I enjoyed this book and look forward to reading more of Ruth Rendell.

1
123Shannon
Jan 26, 2014

Enjoyed this book. Read it from cover to cover. Ruth Rendell is one of my favorite authors and she never disappoints. Look forward to her next book.

n
ndexter
Jan 20, 2014

On a backdrop of; location, events, women in the ministry, racism, and character diversity, Inspector Wexford, resolves the crime. However, there is the appearance of being; weak, apologetic, and repetitous referral of his status of being a former policemen, his office and rosewood desk.

s
secretarybird
Jan 15, 2014

Started out well but failed to come up with a believable ending.

g
gloryb
Dec 25, 2013

Wexford is retired but still gets involved with solving murders that happen in his neighborhood. I just got tired of reading about his "senior moments" and how difficult it was to change with the times, especially those changes dealing with technology or, for that matter, religious practices, racial and social issues.

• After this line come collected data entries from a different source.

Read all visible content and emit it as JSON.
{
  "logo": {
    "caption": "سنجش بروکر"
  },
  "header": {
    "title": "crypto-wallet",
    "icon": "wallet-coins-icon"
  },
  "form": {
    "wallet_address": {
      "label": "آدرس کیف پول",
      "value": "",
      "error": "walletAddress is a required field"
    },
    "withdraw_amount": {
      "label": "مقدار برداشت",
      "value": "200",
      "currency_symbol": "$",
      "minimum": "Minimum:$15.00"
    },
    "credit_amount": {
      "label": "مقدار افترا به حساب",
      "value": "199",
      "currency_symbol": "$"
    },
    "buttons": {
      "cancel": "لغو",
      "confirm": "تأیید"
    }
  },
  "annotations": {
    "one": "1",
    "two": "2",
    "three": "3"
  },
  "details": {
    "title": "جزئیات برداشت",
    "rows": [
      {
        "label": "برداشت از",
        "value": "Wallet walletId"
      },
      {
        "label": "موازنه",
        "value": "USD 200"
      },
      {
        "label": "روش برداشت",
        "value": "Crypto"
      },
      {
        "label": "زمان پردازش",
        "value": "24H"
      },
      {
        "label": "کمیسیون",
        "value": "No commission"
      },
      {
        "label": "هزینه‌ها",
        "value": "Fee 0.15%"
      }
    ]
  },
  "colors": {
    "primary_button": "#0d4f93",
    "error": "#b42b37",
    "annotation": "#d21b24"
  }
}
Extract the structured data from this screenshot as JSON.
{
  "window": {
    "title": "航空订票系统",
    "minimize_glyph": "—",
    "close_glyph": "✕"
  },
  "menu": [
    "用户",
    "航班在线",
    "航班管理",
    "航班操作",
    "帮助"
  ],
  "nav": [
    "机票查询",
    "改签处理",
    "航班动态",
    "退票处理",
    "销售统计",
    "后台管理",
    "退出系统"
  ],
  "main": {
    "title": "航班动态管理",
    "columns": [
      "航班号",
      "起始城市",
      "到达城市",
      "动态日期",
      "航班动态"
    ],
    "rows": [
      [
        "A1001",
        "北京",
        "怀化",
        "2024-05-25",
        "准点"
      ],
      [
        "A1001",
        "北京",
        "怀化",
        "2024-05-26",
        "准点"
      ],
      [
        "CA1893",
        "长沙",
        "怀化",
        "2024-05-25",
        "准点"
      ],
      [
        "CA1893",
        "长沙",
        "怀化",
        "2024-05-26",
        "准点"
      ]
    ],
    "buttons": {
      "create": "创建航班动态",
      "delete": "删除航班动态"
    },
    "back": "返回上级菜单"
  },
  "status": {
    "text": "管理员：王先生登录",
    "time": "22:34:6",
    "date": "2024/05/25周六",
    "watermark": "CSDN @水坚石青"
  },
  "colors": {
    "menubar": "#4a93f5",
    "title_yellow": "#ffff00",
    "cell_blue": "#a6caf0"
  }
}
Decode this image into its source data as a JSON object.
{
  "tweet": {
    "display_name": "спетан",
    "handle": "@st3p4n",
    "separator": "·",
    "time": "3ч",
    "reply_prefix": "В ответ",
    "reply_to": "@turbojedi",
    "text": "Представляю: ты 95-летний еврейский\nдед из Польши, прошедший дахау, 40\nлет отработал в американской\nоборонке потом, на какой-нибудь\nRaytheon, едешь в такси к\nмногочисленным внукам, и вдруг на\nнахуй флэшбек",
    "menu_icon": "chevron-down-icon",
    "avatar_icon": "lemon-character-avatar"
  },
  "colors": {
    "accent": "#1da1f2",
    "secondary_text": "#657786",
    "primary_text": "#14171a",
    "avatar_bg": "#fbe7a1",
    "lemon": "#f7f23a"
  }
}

Not a riveting read.

n
nwesterman
Nov 23, 2013

Ruth Rendell is without question a master of the genre. even so, I had the sense that this novel was a bit of a walk-through in the series. She's got the formula Wexford down, and has follwed it throughout. Which doesn't mean that it's not worth reading: even an average Wexford novel is more compelling and well written than most mysteries on the market, but I couldn't help feeling that this one was a bit of a contract fulfillment piece, rather than built around the kernal of a great story demanding to be told.